By Matthew Gourlie
Luka Burzan has always been able to put up points.
Eighty goals and 131 points in 62 games in bantam, 47 points in 29 games as a midget rookie, followed by 17 points in seven playoff games. Last year Burzan netted 14 goals and 27 points in 66 games in his rookie season in the Western Hockey League.
Heading into his National Hockey League draft year, Burzan was expected to build on those solid numbers and then some.
It hadn’t worked out that way. Burzan has four goals and 15 points in 35 games with the Moose Jaw Warriors.
“Obviously you get a little frustrated once in awhile, but I’m trying to stay positive and not worry about it too much. If you stress about it, it’s going to make it worse. I have to keep working hard and I’ll get chances,” Burzan said.
The 17-year-old from Surrey, B.C. is hoping that his first half is a case of taking a step backwards to take two steps forward.
No one gets away with poor defensive habits on Tim Hunter’s Moose Jaw Warriors. So while, Burzan’s numbers haven’t been where anyone hoped or expected, the Warriors coaching staff are not displeased with his play.
“I’m sure if you asked him he would say that he wants more goals, but I think the biggest thing with Luka is learning to play the right way in his own zone,” said Warriors assistant coach Mark O’Leary. “He’s made strides this year with his defensive responsibilities and we know that he’s going to score when he’s 18 and 19 year old, but you have to be able to be relied upon in your zone to get those minutes and get those opportunities.
“He’s making strides in his defensive zone and we’re happy with that.”
Burzan, a six-foot, 185-pound left winger was listed as a B rating (second or third round) in NHL’s Central Scouting watch list. He was invited to the CHL/NHL Top Prospects Game in Guelph on Jan. 25.
Burzan trained five times per week in the off-season to help get ready for his draft year and cracked Canada’s under-18 roster for the Ivan Hlinka Memorial Cup. Burzan was pointless at the Hlinka but felt being part of the Hockey Canada program, attending camps and heading overseas was a good experience.
“Going to U18s definitely taught me a lot about international hockey and helped me get ready for the season as well,” Burzan said. “You learn a lot of new systems and playing in different areas and that helped a lot.”
Burzan has spent most of the first half of the season playing on the third line in Moose Jaw and looks a step quicker in his sophomore season.
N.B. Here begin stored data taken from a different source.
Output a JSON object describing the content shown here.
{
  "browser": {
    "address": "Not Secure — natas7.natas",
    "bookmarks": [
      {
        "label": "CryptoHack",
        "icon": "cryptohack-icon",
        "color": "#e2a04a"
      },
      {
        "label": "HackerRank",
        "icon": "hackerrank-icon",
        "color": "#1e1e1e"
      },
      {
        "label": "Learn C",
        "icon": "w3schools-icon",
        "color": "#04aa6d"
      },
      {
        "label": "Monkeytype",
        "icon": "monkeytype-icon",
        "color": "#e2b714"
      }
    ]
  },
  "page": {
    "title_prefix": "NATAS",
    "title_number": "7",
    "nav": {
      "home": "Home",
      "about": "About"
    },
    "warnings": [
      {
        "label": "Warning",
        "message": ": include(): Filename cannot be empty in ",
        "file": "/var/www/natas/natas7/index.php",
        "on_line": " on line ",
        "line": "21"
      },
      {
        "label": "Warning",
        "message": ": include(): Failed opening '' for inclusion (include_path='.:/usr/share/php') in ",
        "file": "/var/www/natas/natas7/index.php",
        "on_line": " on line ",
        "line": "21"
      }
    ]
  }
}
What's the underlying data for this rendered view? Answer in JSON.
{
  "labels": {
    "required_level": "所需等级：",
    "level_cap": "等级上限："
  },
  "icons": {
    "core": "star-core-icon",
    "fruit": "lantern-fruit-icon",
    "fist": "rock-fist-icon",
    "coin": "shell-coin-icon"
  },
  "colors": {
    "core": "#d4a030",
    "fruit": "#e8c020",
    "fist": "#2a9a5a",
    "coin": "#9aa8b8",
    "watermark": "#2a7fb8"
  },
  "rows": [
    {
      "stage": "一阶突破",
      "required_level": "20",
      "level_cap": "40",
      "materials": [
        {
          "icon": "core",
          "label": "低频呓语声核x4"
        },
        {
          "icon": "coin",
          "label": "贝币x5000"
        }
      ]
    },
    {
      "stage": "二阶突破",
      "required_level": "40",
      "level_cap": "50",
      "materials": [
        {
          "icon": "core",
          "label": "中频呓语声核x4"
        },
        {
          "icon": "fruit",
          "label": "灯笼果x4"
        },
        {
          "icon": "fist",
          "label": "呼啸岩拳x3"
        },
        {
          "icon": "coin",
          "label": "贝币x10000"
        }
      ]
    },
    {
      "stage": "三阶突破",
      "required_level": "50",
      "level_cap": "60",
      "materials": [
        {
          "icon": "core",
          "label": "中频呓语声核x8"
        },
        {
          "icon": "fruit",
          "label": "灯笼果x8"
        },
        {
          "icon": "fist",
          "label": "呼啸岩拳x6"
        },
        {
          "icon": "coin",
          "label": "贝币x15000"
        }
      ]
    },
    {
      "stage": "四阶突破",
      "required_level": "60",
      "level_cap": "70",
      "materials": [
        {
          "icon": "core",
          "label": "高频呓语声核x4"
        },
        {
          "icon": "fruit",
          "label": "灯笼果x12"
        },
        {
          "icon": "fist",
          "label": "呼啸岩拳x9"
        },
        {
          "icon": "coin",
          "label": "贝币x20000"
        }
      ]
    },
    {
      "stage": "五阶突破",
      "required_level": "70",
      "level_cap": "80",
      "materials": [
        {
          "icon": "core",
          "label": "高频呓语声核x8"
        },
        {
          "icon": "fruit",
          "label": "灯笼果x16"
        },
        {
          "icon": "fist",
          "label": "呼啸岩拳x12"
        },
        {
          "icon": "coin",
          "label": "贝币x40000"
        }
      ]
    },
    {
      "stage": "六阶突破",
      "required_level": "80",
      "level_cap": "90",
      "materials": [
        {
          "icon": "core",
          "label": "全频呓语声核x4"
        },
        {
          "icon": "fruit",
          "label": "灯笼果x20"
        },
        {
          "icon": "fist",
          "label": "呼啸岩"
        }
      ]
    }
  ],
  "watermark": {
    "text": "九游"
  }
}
The Warriors own the best record in the WHL and Burzan makes it clear that winning games is his sole focus.
“I’ve had to learn how to play better defensively this year and I don’t think I’ve had a lot of luck on the offensive side,” Burzan said. “If you play a good defensive game, the offence is going to come.
“I’m staying positive and not worrying about it. We have a really good team this year and we’re winning a lot of games, so that’s all that matters.
“Everyone plays their role on this team and we all work really hard. We have a special team this year, so we’re going to try to push and win a championship.”